2018-01-15 16:24:33.513942: I tensorflow/core/platform/cpu_feature_guard.cc:137] Your CPU supports instructions that this TensorFlow binary was not compiled to use: SSE4.1 SSE4.2 AVX AVX2 FMA
2018-01-15 16:24:34.390763: I tensorflow/core/common_runtime/gpu/gpu_device.cc:1030
] Found device 0 with properties: name: GeForce GTX 1080 Ti major: 6 minor: 1 memoryClockRate(GHz): 1.582 pciBusID: 0000:89:00.0 totalMemory: 10.91GiB freeMemory: 10.75GiB 2018-01-15 16:24:34.390813: I tensorflow/core/common_runtime/gpu/gpu_device.cc:1120] Creating TensorFlow device (/device:GPU:0) -> (device: 0, name: GeForce GTX 1080
Ti, pci bus id: 0000:89:00.0, compute capability: 6.1) 2018-01-15 16:25:58.010092: I tensorflow/core/kernels/shuffle_dataset_op.cc:110] Filling up shuffle buffer (this may take a while): 499 of 1000 2018-01-15 16:26:07.689469: I tensorflow/core/kernels/shuffle_dataset_op.cc:121] Shuffle buffer filled. INFO:tensorflow:Saving checkpoints for
1 into /train/mymodels/model.ckpt. INFO:tensorflow:loss = 22.2663, step = 1 ...... EBUG:tensorflow:Skipping evaluation due to same checkpoint /train/mymodels/model.ckpt-1 for step 100 as for step 50.

執行流程如下:

experiment.train_and_evaluate()

# 驗證部分用hook實現, 
if self._min_eval_frequency:
   self._train_monitors += [
       monitors.ValidationMonitor(
           input_fn=self._eval_input_fn,
           eval_steps=self._eval_steps,
           metrics=self._eval_metrics,
           every_n_steps=self._min_eval_frequency,
           name=eval_dir_suffix,
           hooks=self._eval_hooks)
   ]

# 訓練部分最終呼叫estimator._train_model(), 第一次訓練會儲存一下快照!!!
self.train(delay_secs=0)

訓練部分

experiment.train(delay_secs=0) -> experiment._estimator.train-> estimator._train_model()

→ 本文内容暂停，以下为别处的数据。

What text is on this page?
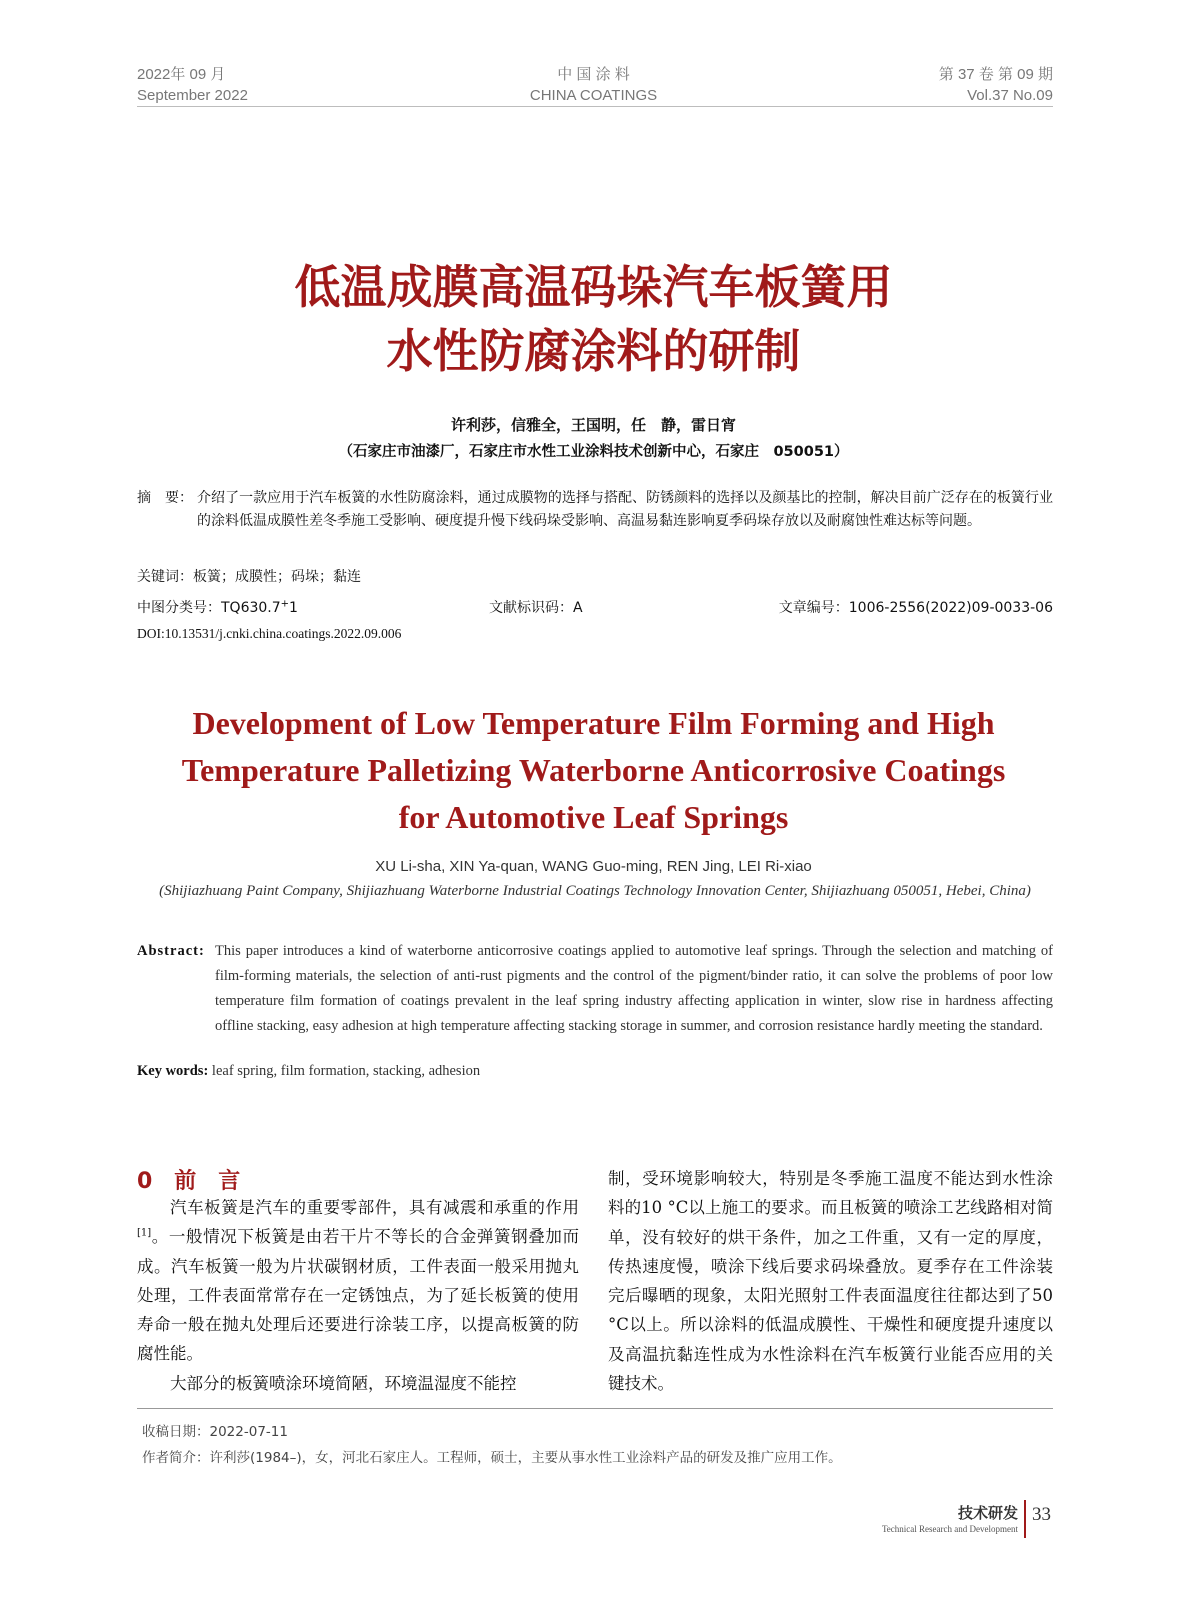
2022年 09 月
September 2022
中 国 涂 料
CHINA COATINGS
第 37 卷 第 09 期
Vol.37 No.09
低温成膜高温码垛汽车板簧用
水性防腐涂料的研制
许利莎，信雅全，王国明，任　静，雷日宵
（石家庄市油漆厂，石家庄市水性工业涂料技术创新中心，石家庄　050051）
摘　要： 介绍了一款应用于汽车板簧的水性防腐涂料，通过成膜物的选择与搭配、防锈颜料的选择以及颜基比的控制，解决目前广泛存在的板簧行业的涂料低温成膜性差冬季施工受影响、硬度提升慢下线码垛受影响、高温易黏连影响夏季码垛存放以及耐腐蚀性难达标等问题。
关键词：板簧；成膜性；码垛；黏连
中图分类号：TQ630.7+1	文献标识码：A	文章编号：1006-2556(2022)09-0033-06
DOI:10.13531/j.cnki.china.coatings.2022.09.006
Development of Low Temperature Film Forming and High
Temperature Palletizing Waterborne Anticorrosive Coatings
for Automotive Leaf Springs
XU Li-sha, XIN Ya-quan, WANG Guo-ming, REN Jing, LEI Ri-xiao
(Shijiazhuang Paint Company, Shijiazhuang Waterborne Industrial Coatings Technology Innovation Center, Shijiazhuang 050051, Hebei, China)
Abstract: This paper introduces a kind of waterborne anticorrosive coatings applied to automotive leaf springs. Through the selection and matching of film-forming materials, the selection of anti-rust pigments and the control of the pigment/binder ratio, it can solve the problems of poor low temperature film formation of coatings prevalent in the leaf spring industry affecting application in winter, slow rise in hardness affecting offline stacking, easy adhesion at high temperature affecting stacking storage in summer, and corrosion resistance hardly meeting the standard.
Key words: leaf spring, film formation, stacking, adhesion
0　前　言

汽车板簧是汽车的重要零部件，具有减震和承重的作用[1]。一般情况下板簧是由若干片不等长的合金弹簧钢叠加而成。汽车板簧一般为片状碳钢材质，工件表面一般采用抛丸处理，工件表面常常存在一定锈蚀点，为了延长板簧的使用寿命一般在抛丸处理后还要进行涂装工序，以提高板簧的防腐性能。

大部分的板簧喷涂环境简陋，环境温湿度不能控

制，受环境影响较大，特别是冬季施工温度不能达到水性涂料的10 °C以上施工的要求。而且板簧的喷涂工艺线路相对简单，没有较好的烘干条件，加之工件重，又有一定的厚度，传热速度慢，喷涂下线后要求码垛叠放。夏季存在工件涂装完后曝晒的现象，太阳光照射工件表面温度往往都达到了50 °C以上。所以涂料的低温成膜性、干燥性和硬度提升速度以及高温抗黏连性成为水性涂料在汽车板簧行业能否应用的关键技术。

收稿日期：2022-07-11
作者简介：许利莎(1984–)，女，河北石家庄人。工程师，硕士，主要从事水性工业涂料产品的研发及推广应用工作。
技术研发
Technical Research and Development
33
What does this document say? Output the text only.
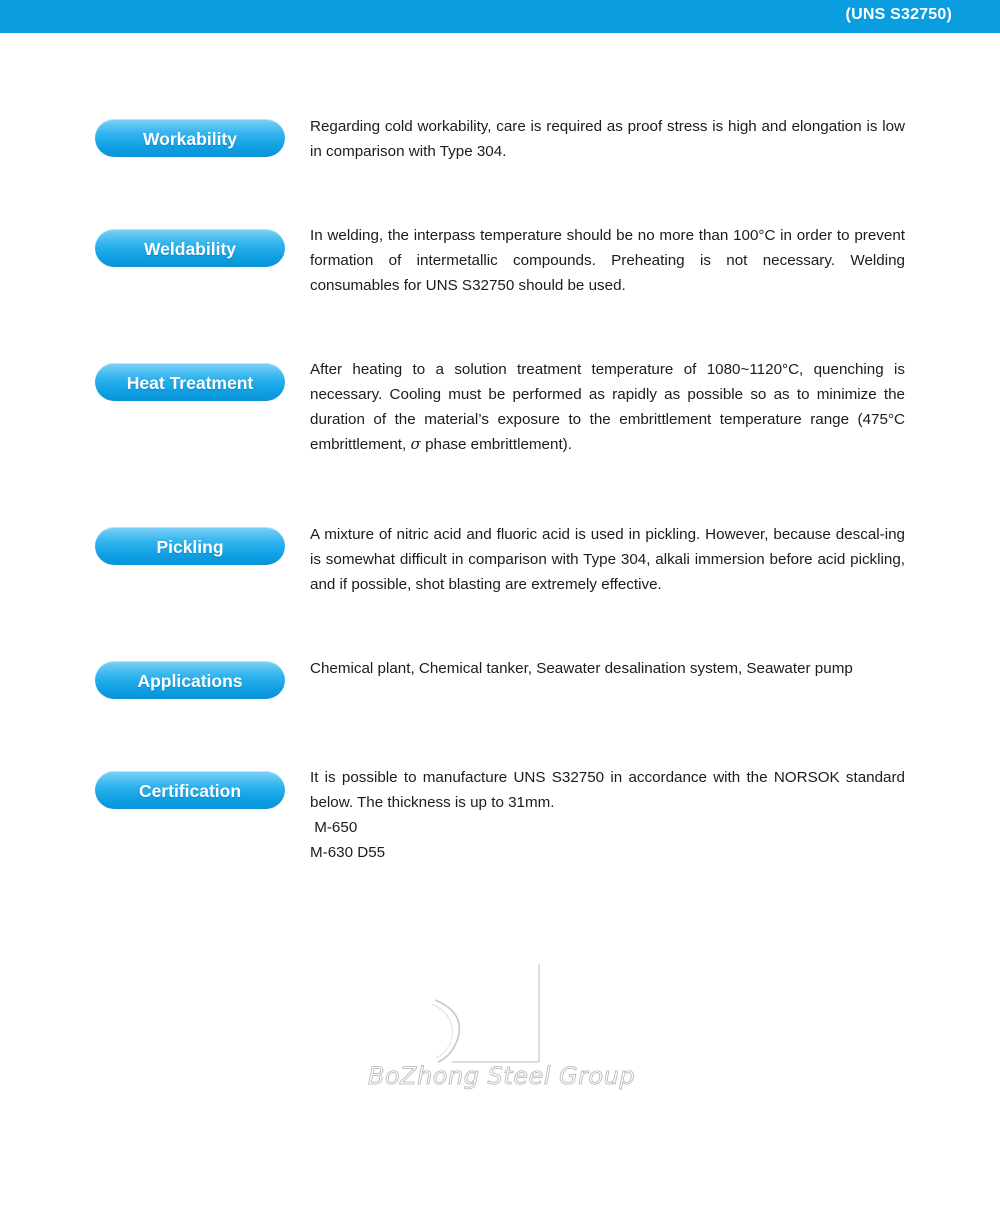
(UNS S32750)
Workability

Regarding cold workability, care is required as proof stress is high and elongation is low in comparison with Type 304.

Weldability

In welding, the interpass temperature should be no more than 100°C in order to prevent formation of intermetallic compounds. Preheating is not necessary. Welding consumables for UNS S32750 should be used.

Heat Treatment

After heating to a solution treatment temperature of 1080~1120°C, quenching is necessary. Cooling must be performed as rapidly as possible so as to minimize the duration of the material’s exposure to the embrittlement temperature range (475°C embrittlement, σ phase embrittlement).

Pickling

A mixture of nitric acid and fluoric acid is used in pickling. However, because descal-ing is somewhat difficult in comparison with Type 304, alkali immersion before acid pickling, and if possible, shot blasting are extremely effective.

Applications

Chemical plant, Chemical tanker, Seawater desalination system, Seawater pump

Certification

It is possible to manufacture UNS S32750 in accordance with the NORSOK standard below. The thickness is up to 31mm.

M-650

M-630 D55

BoZhong Steel Group
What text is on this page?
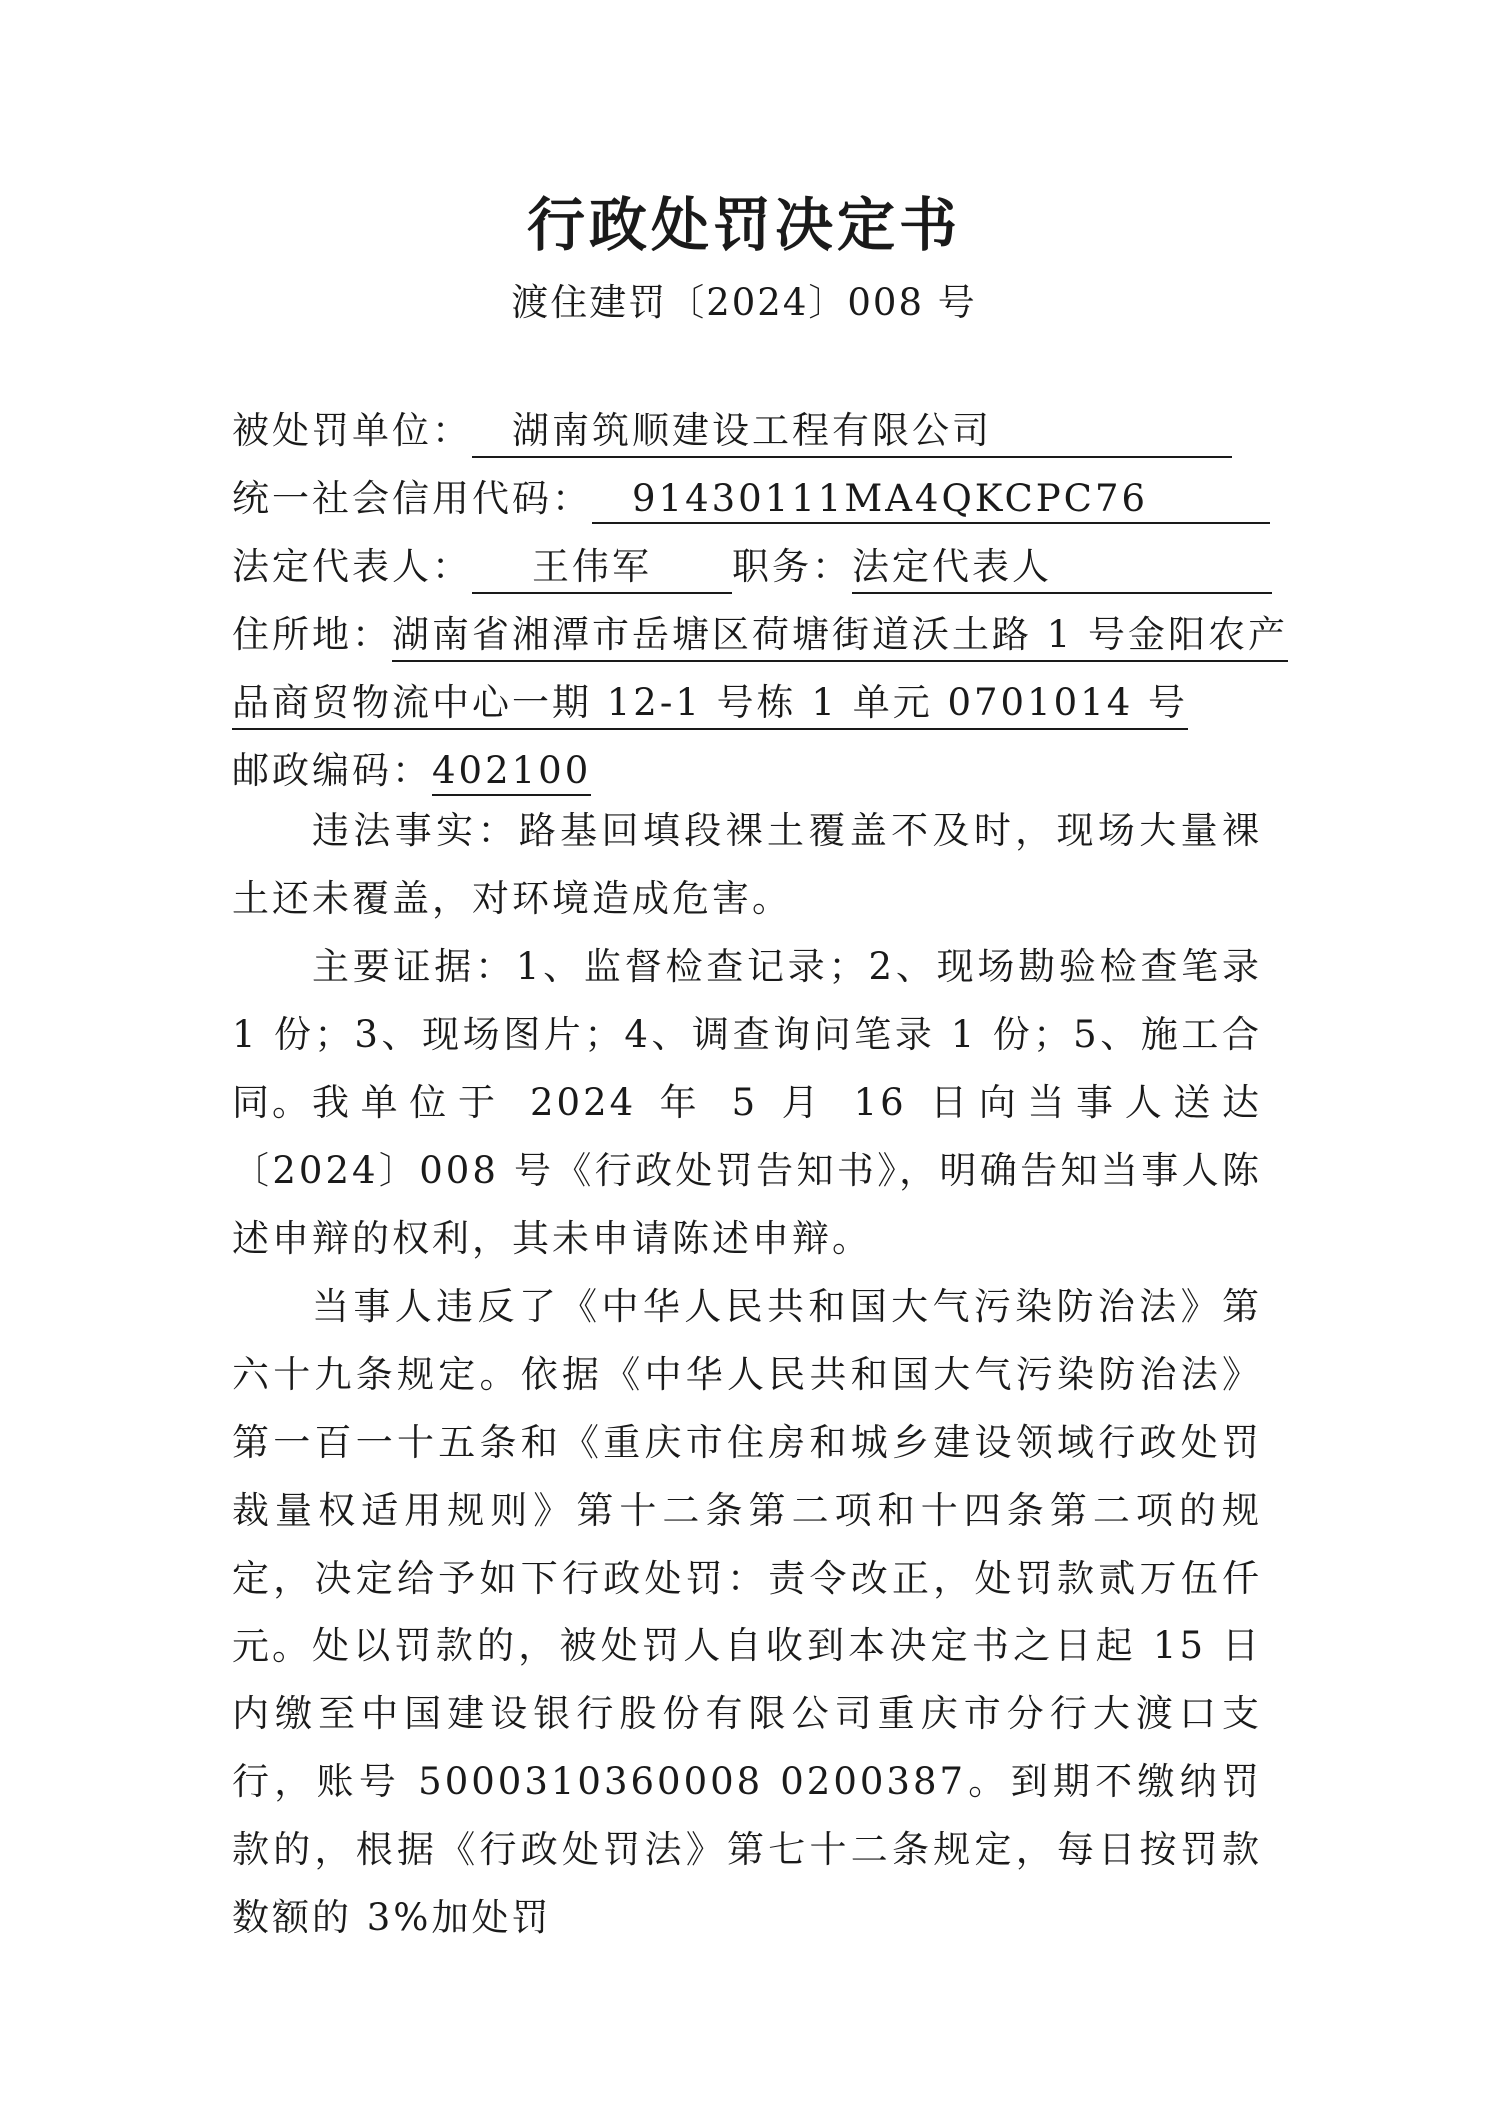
行政处罚决定书
渡住建罚〔2024〕008 号
被处罚单位： 湖南筑顺建设工程有限公司
统一社会信用代码： 91430111MA4QKCPC76
法定代表人： 王伟军 职务：法定代表人
住所地：湖南省湘潭市岳塘区荷塘街道沃土路 1 号金阳农产
品商贸物流中心一期 12-1 号栋 1 单元 0701014 号
邮政编码：402100
违法事实：路基回填段裸土覆盖不及时，现场大量裸土还未覆盖，对环境造成危害。
主要证据：1、监督检查记录；2、现场勘验检查笔录 1 份；3、现场图片；4、调查询问笔录 1 份；5、施工合同。 我单位于 2024 年 5 月 16 日向当事人送达〔2024〕008 号《行政处罚告知书》，明确告知当事人陈述申辩的权利，其未申请陈述申辩。
当事人违反了《中华人民共和国大气污染防治法》第六十九条规定。依据《中华人民共和国大气污染防治法》第一百一十五条和《重庆市住房和城乡建设领域行政处罚裁量权适用规则》第十二条第二项和十四条第二项的规定，决定给予如下行政处罚：责令改正，处罚款贰万伍仟元。 处以罚款的，被处罚人自收到本决定书之日起 15 日内缴至中国建设银行股份有限公司重庆市分行大渡口支行，账号 5000310360008 0200387。到期不缴纳罚款的，根据《行政处罚法》第七十二条规定，每日按罚款数额的 3%加处罚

#estimator._train_model()程式碼
# ...
      # 1. 增加loss監控 (通過hooks)
      # Check if the user created a loss summary, and add one if they didn't.
      # We assume here that the summary is called 'loss'. If it is not, we will
      # make another one with the name 'loss' to ensure it shows up in the right
      # graph in TensorBoard.
      if not any([x.op.name == 'loss'
                  for x in ops.get_collection(ops.GraphKeys.SUMMARIES)]):
        summary.scalar('loss', estimator_spec.loss)
      ops.add_to_collection(ops.GraphKeys.LOSSES, estimator_spec.loss)
      worker_hooks.extend(hooks)
      worker_hooks.extend([
          training.NanTensorHook(estimator_spec.loss),
          training.LoggingTensorHook(
              {
                  'loss': estimator_spec.loss,
                  'step': global_step_tensor
              },
              every_n_iter=100)
      ])
      worker_hooks.extend(estimator_spec.training_hooks)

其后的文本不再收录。